Entry/exit decisions are driven by a random forest, which learns from the signals of various "experts”, and a tripple-barrier outcome of those signals. In practice, the experts are just Python functions which perform statistical analysis on the dollar volume feature matrix containing combined price history from various timeframes, and output a buy(1), sell(-1) or do nothing(0) signal. Then, the buy and sell signals from experts are passed to a random forest in a matrix, which then “learns” which combination of expert calls yields the most correct returns. The experts only produce position entry signals, each position is then closed based on standard deviation of price returns (intuitively: the position is closed when the price exhibits an “unusual” perceptual move, either up or down).
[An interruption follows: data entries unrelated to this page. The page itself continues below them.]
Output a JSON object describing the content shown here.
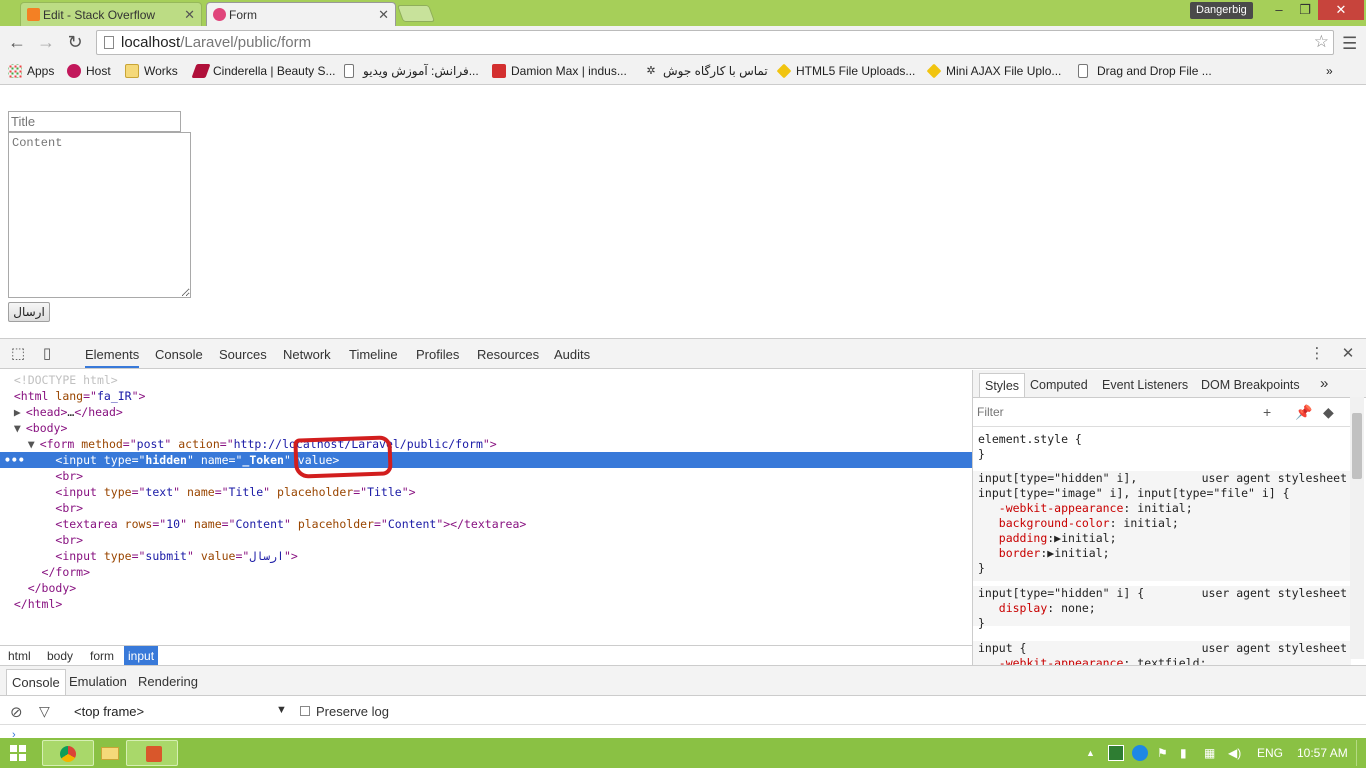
{
  "browser": {
    "tabs": [
      {
        "label": "Edit - Stack Overflow",
        "active": false
      },
      {
        "label": "Form",
        "active": true
      }
    ],
    "profile": "Dangerbig",
    "url_host": "localhost",
    "url_path": "/Laravel/public/form",
    "bookmarks": [
      "Apps",
      "Host",
      "Works",
      "Cinderella | Beauty S...",
      "فرانش: آموزش ویدیو...",
      "Damion Max | indus...",
      "تماس با کارگاه جوش",
      "HTML5 File Uploads...",
      "Mini AJAX File Uplo...",
      "Drag and Drop File ..."
    ],
    "bookmarks_more": "»"
  },
  "page": {
    "title_placeholder": "Title",
    "content_placeholder": "Content",
    "submit_label": "ارسال"
  },
  "devtools": {
    "tabs": [
      "Elements",
      "Console",
      "Sources",
      "Network",
      "Timeline",
      "Profiles",
      "Resources",
      "Audits"
    ],
    "active_tab": "Elements",
    "dom": {
      "doctype": "<!DOCTYPE html>",
      "html_lang": "fa_IR",
      "form_method": "post",
      "form_action": "http://localhost/Laravel/public/form",
      "hidden_name": "_Token",
      "text_name": "Title",
      "text_placeholder": "Title",
      "textarea_rows": "10",
      "textarea_name": "Content",
      "textarea_placeholder": "Content",
      "submit_value": "ارسال"
    },
    "breadcrumbs": [
      "html",
      "body",
      "form",
      "input"
    ],
    "styles_tabs": [
      "Styles",
      "Computed",
      "Event Listeners",
      "DOM Breakpoints"
    ],
    "filter_placeholder": "Filter",
    "styles": {
      "element_style": "element.style {",
      "ua_label": "user agent stylesheet",
      "rule1_sel_a": "input[type=\"hidden\" i],",
      "rule1_sel_b": "input[type=\"image\" i], input[type=\"file\" i] {",
      "rule1_props": [
        {
          "name": "-webkit-appearance",
          "value": "initial;"
        },
        {
          "name": "background-color",
          "value": "initial;"
        },
        {
          "name": "padding",
          "value": "initial;"
        },
        {
          "name": "border",
          "value": "initial;"
        }
      ],
      "rule2_sel": "input[type=\"hidden\" i] {",
      "rule2_prop": "display",
      "rule2_val": "none;",
      "rule3_sel": "input {",
      "rule3_prop": "-webkit-appearance",
      "rule3_val": "textfield;"
    },
    "drawer_tabs": [
      "Console",
      "Emulation",
      "Rendering"
    ],
    "frame": "<top frame>",
    "preserve_log": "Preserve log"
  },
  "taskbar": {
    "language": "ENG",
    "time": "10:57 AM"
  },
  "colors": {
    "titlebar": "#a6cf59",
    "selection": "#3879d9",
    "annotation": "#d21e1e",
    "taskbar": "#8ac144"
  }
}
This trading ML factory was designed to work under significant constraints of historical price data. I limited it to the one available for export in TradingView. For example, 1 hour candle data only goes back a little over 2 years. In principle, there is little alpha to be extracted from here, but I was able to mitigate it by following a “hybrid spine” approach, where multiple timeframes are combined statistically and made available in the matrix passed to the random forest. More granular OCHLV data is scarce (e.g. the 1 minute OCHLV data that I have available for gold futures, goes back less than a month, and there are some continuity gaps in it), however it is still useful to provide some micromarket structure int terms of volume that the random forest can rely on. As such, the factory performs best on higher timeframes (4h and above).

The ML factory learns and predicts based on the prices of multiple assets (and the ratios between them). At the moment, it computes our to gold, silver and copper futures OCHLV data. But it’s designed to be dynamically extendable by adding CSVs with new asset price data.

Currently, I’m very much at the prototyping/exploratory phase with this project, so I don’t have the code publicly available yet. If you want access to the code, just reach out to me. I’m not claiming in any way that it will consistently yield >20% returns, and I understand that the trade count, trading data set granularity and backtesting timeframe are not sufficient for a strong statistical confidence in evaluating the quality of the model factory, but I am claiming that it provides a starting point for directing the factory’s approach. Also, trading costs, slippage, position sizing are not accounted for. Even with limited historical data, I believe that a careful selection of experts can yield profitable automated strategies.